After creating both scripts, instruct the user to:
1. Right-click `setup_wallpaper_watcher.ps1` → Run as Administrator
2. Confirm the task registered successfully with: `Get-ScheduledTask -TaskName "ClaudeWallpaperWatcher"`
---
## STEP 7 — Fetch Notion tasks and generate first wallpaper
Using the Notion MCP, fetch the user's tasks. For each task extract:
- Task name
- Due date (formatted as YYYY-MM-DD)
- Status (Done / In Progress / Not Started / etc.)
- Priority if available (High / Medium / Low)

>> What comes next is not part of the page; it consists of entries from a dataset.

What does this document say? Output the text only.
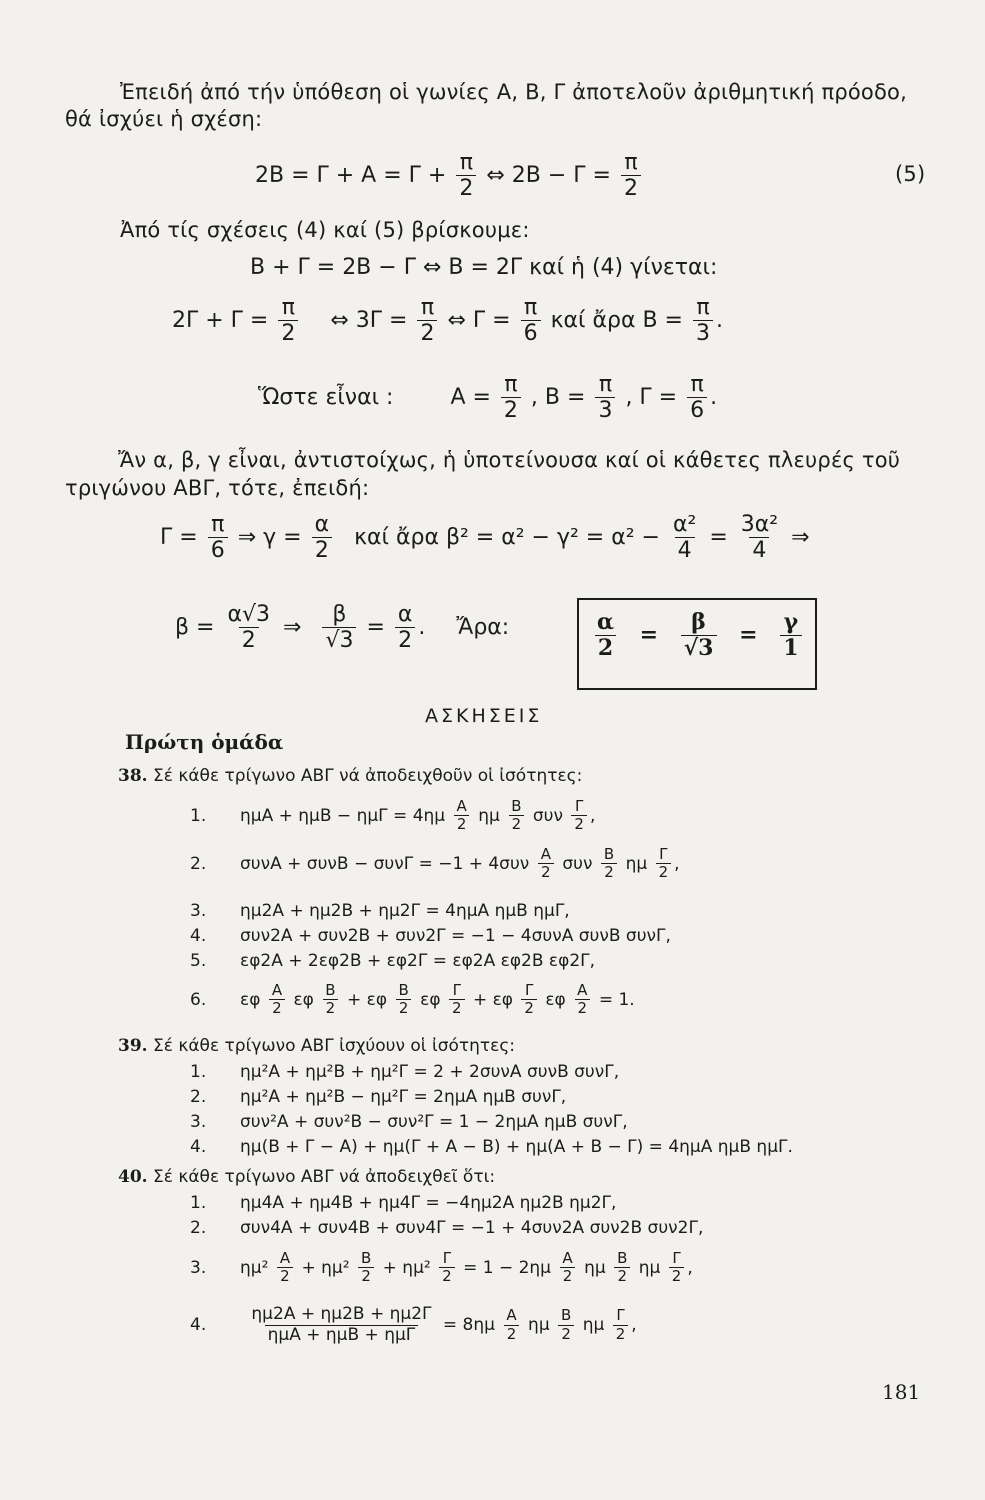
Ἐπειδή ἀπό τήν ὑπόθεση οἱ γωνίες Α, Β, Γ ἀποτελοῦν ἀριθμητική πρόοδο,
θά ἰσχύει ἡ σχέση:
$2B = \Gamma + A = \Gamma + \frac{\pi}{2}$ ⇔ $2B - \Gamma = \frac{\pi}{2}$	(5)
Ἀπό τίς σχέσεις (4) καί (5) βρίσκουμε:
Β + Γ = 2Β − Γ ⇔ Β = 2Γ καί ἡ (4) γίνεται:
$2\Gamma + \Gamma = \frac{\pi}{2}$ ⇔ $3\Gamma = \frac{\pi}{2}$ ⇔ $\Gamma = \frac{\pi}{6}$ καί ἄρα $B = \frac{\pi}{3}$ .
Ὥστε εἶναι :	$A = \frac{\pi}{2}$ , $B = \frac{\pi}{3}$ , $\Gamma = \frac{\pi}{6}$ .
Ἄν α, β, γ εἶναι, ἀντιστοίχως, ἡ ὑποτείνουσα καί οἱ κάθετες πλευρές τοῦ
τριγώνου ΑΒΓ, τότε, ἐπειδή:
$\Gamma = \frac{\pi}{6}$ ⇒ $\gamma = \frac{\alpha}{2}$ καί ἄρα $\beta^2 = \alpha^2 - \gamma^2 = \alpha^2 - \frac{\text{α²}}{4} = \frac{\text{3α²}}{4}$ ⇒
$\beta = \frac{\alpha√3}{2}$ ⇒ $\frac{\beta}{√3} = \frac{\alpha}{2}$ . Ἄρα:	$\frac{\alpha}{2} = \frac{\beta}{√3} = \frac{\gamma}{1}$
ΑΣΚΗΣΕΙΣ
Πρώτη ὁμάδα
38. Σέ κάθε τρίγωνο ΑΒΓ νά ἀποδειχθοῦν οἱ ἰσότητες:
1. $\eta\mu A + \eta\mu B - \eta\mu\Gamma = 4\eta\mu \frac{A}{2}$ ημ $\frac{B}{2}$ συν $\frac{\Gamma}{2}$ ,
2. $\sigma\upsilon\nu A + \sigma\upsilon\nu B - \sigma\upsilon\nu\Gamma = -1 + 4\sigma\upsilon\nu \frac{A}{2}$ συν $\frac{B}{2}$ ημ $\frac{\Gamma}{2}$ ,
3. ημ2Α + ημ2Β + ημ2Γ = 4ημΑ ημΒ ημΓ,
4. συν2Α + συν2Β + συν2Γ = −1 − 4συνΑ συνΒ συνΓ,
5. εφ2Α + 2εφ2Β + εφ2Γ = εφ2Α εφ2Β εφ2Γ,
6. εφ $\frac{A}{2}$ εφ $\frac{B}{2} + \varepsilon\varphi \frac{B}{2}$ εφ $\frac{\Gamma}{2} + \varepsilon\varphi \frac{\Gamma}{2}$ εφ $\frac{A}{2} = 1$.
39. Σέ κάθε τρίγωνο ΑΒΓ ἰσχύουν οἱ ἰσότητες:
1. ημ²Α + ημ²Β + ημ²Γ = 2 + 2συνΑ συνΒ συνΓ,
2. ημ²Α + ημ²Β − ημ²Γ = 2ημΑ ημΒ συνΓ,
3. συν²Α + συν²Β − συν²Γ = 1 − 2ημΑ ημΒ συνΓ,
4. ημ(Β + Γ − Α) + ημ(Γ + Α − Β) + ημ(Α + Β − Γ) = 4ημΑ ημΒ ημΓ.
40. Σέ κάθε τρίγωνο ΑΒΓ νά ἀποδειχθεῖ ὅτι:
1. ημ4Α + ημ4Β + ημ4Γ = −4ημ2Α ημ2Β ημ2Γ,
2. συν4Α + συν4Β + συν4Γ = −1 + 4συν2Α συν2Β συν2Γ,
3. $\eta\mu^2 \frac{A}{2} + \eta\mu^2 \frac{B}{2} + \eta\mu^2 \frac{\Gamma}{2} = 1 - 2\eta\mu \frac{A}{2}$ ημ $\frac{B}{2}$ ημ $\frac{\Gamma}{2}$ ,
4.
ημ2Α + ημ2Β + ημ2Γ
$\eta\mu A + \eta\mu B + \eta\mu\Gamma = 8\eta\mu \frac{A}{2}$ ημ $\frac{B}{2}$ ημ $\frac{\Gamma}{2}$ ,
181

- Whether it's overdue (due date is before today)
Determine mood:
- **urgent** — any task is overdue
- **motivated** — tasks due within 2 days
- **calm** — everything else
Write `wallpaper_config.json`:
```json
{
"mood": "calm",
"tasks": (
{"name": "Task name", "due": "2026-05-05", "status": "Pending", "priority": "High", "overdue": false}
),
"quote": "placeholder",
"generated_at": "2026-05-02 15:30"
}
```
Then run: `python3 wallpaper_engine.py`
The wallpaper will be generated and — if the watcher is running — applied to the desktop immediately.
---
## STEP 8 — Verify everything works
Ask the user to confirm:
1. The wallpaper changed on their desktop
2. The card is centered, readable, and has proper padding
3. Their actual tasks appear correctly
If anything looks off, troubleshoot before moving on.
---
## STEP 9 — Explain ongoing usage
Tell the user:
**Manual refresh:** Just tell Claude "refresh my wallpaper" or "new wallpaper" at any time. Claude will fetch current Notion tasks and regenerate.
**Automatic refresh:** To set this up, create a Cowork scheduled task that runs every few hours, fetches Notion tasks, determines mood, and regenerates the wallpaper automatically — no user action needed.
**The watcher:** As long as the `ClaudeWallpaperWatcher` task is in Task Scheduler (set it up once, it runs at every logon), any wallpaper Claude generates will appear on the desktop within 1 second.
**Customising quotes:** Edit `quotes.json` directly to add your own quotes per mood.
**Customising wallpapers:** Drop new images into the Wallpapers folder and add entries to `wallpaper_metadata.json`.
---
## Important notes for Claude
- Always use `# -*- coding: utf-8 -*-` at the top of Python files. Avoid em dashes and special Unicode characters in Python/PowerShell scripts — they cause encoding errors.
- The Pillow library is required: `pip install pillow --break-system-packages` (Linux sandbox) or `pip install pillow` (Windows).
- When writing large Python files, write them via bash `cat >` heredoc rather than the Write tool to avoid file truncation issues.
- The wallpaper engine uses a two-pass layout system: simulate the card height first, then draw. This ensures the bottom padding always matches the top.
- Test all three moods visually before calling setup complete.
- If the user's Notion tasks have a different structure than expected, adapt the field mapping accordingly.